いつか、きっと。
もう一度チャイムを押そうとして伸ばしかけた手を止めた。

何度繰り返しても、部屋に誰もいないのなら無駄なことだ。

隣の部屋にも聞こえているだろうし、これ以上は近所迷惑になりかねない。

昨日電話したときに、言えば良かったのかな。

福岡に行くってこと。

そしたら未来は私に会いに来てくれてた?

タラレバ言っても仕方がない。

私の携帯に未来からの着信がないだけでなく、私からの呼び掛けにも応じてもらえない以上どうすることもできない。

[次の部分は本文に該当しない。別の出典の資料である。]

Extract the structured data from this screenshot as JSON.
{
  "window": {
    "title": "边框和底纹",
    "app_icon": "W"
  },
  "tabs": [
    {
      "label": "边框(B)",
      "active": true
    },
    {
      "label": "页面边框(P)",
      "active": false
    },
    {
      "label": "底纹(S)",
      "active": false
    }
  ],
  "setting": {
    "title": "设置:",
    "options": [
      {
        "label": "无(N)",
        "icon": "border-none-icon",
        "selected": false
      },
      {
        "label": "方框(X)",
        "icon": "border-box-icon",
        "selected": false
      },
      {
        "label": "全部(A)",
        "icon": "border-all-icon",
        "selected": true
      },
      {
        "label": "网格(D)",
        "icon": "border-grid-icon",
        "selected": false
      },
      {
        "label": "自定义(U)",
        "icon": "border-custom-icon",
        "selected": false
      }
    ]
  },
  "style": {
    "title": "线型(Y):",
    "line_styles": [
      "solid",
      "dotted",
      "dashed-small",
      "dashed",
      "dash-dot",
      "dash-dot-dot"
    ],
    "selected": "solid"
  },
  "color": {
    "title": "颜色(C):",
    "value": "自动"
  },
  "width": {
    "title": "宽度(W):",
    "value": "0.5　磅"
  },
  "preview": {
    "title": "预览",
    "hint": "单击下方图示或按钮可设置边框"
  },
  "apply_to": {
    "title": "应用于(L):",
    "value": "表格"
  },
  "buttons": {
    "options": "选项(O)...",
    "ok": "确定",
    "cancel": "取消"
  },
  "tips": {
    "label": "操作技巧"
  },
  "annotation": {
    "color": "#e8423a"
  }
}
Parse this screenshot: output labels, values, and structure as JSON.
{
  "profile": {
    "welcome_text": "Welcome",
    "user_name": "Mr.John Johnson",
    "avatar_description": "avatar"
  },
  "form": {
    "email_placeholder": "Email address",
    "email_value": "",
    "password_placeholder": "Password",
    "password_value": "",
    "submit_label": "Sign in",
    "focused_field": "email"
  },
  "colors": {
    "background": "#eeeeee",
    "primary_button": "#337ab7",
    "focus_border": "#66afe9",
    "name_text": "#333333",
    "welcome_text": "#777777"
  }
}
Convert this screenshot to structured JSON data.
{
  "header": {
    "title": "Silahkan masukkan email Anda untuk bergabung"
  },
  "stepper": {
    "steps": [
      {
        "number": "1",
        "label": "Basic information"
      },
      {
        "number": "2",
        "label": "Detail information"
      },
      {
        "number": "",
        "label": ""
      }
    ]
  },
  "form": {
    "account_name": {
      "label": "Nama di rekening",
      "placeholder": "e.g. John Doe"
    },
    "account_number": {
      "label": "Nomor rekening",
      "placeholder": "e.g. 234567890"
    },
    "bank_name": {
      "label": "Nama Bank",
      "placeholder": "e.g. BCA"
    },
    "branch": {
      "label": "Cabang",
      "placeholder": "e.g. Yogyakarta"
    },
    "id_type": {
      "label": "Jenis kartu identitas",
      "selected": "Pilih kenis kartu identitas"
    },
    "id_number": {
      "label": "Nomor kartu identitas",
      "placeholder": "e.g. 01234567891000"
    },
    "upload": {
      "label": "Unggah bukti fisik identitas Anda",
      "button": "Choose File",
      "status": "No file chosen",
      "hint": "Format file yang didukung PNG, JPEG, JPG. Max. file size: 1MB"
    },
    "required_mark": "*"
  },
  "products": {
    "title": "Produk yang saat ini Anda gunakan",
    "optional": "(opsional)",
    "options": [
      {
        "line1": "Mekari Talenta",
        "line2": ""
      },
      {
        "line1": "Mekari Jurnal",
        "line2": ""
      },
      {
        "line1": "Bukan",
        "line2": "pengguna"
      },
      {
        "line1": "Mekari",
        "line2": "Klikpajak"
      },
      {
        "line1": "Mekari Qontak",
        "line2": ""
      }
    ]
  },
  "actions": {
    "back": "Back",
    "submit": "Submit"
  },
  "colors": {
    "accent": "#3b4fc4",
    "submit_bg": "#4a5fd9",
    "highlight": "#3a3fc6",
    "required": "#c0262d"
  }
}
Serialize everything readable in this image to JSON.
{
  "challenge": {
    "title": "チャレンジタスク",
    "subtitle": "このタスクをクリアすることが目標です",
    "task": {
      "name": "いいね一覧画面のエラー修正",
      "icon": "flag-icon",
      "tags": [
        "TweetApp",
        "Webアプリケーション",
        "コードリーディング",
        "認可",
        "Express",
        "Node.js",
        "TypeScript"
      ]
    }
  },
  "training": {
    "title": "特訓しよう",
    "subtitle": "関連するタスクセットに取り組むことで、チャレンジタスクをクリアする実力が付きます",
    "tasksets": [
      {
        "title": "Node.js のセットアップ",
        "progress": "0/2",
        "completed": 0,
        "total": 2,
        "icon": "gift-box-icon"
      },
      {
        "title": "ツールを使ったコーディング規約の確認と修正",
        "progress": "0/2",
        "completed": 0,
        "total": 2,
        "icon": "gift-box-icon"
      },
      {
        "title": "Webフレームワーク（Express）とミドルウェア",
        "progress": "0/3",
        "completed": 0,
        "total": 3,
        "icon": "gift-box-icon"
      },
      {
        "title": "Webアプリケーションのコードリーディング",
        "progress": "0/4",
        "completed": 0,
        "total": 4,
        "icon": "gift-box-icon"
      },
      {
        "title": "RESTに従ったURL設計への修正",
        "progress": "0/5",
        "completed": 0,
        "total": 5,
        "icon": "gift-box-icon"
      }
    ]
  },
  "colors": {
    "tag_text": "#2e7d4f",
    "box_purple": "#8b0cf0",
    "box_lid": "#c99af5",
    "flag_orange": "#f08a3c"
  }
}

未来の口から全て聞き出して、現実を受け止めてから福岡に向かうつもりでいたけど、それも出来なくなったらしい。

未来の家のドアを見つめ、ここに次に来るとき私はどうなっているんだろうと思った。

未来はこれから先、友也と人生を共に歩んでいくんだろう。

それなのに、私は…………。

もしかしたら、もう来ることはないのかも知れない。

そんなことをぼんやり考えながら、未来の家を離れ家路を急いだ。

家に帰り着いたのは十一時二十分ごろ。

私が乗車予定の長崎駅発・福岡行き"白いかもめ"の発車時刻は午後一時二十分。

ちょうど二時間後だ。

今朝は朝ごはんも食べていない。

とても食べる気になれなかったからなんだけど、お昼近くなってさすがに空腹なのが堪えてきた。

何か食べなきゃ。

とりあえず冷凍庫で発見した、たらこパスタをレンジでチンして食べよう。

…………美味しい。

本当は食欲なんてなくて、朝も昼もご飯食べなくていいやと思っていたはずなのに。

こんなに気分最悪でも、お腹は空くんだなと思った。

ダイエットなんて今までしたことも、したいとも思わなかった私だけど……。

今度ばかりは食欲が落ちて痩せてしまうような気がしていたのに。

私が友也を想う気持ちって、実はそんなに深くなかったの?

未来の妊娠を知って、ショックを受けた悲劇のヒロインを気取っていただけだったのかな。

パスタをペロリと完食してしまった。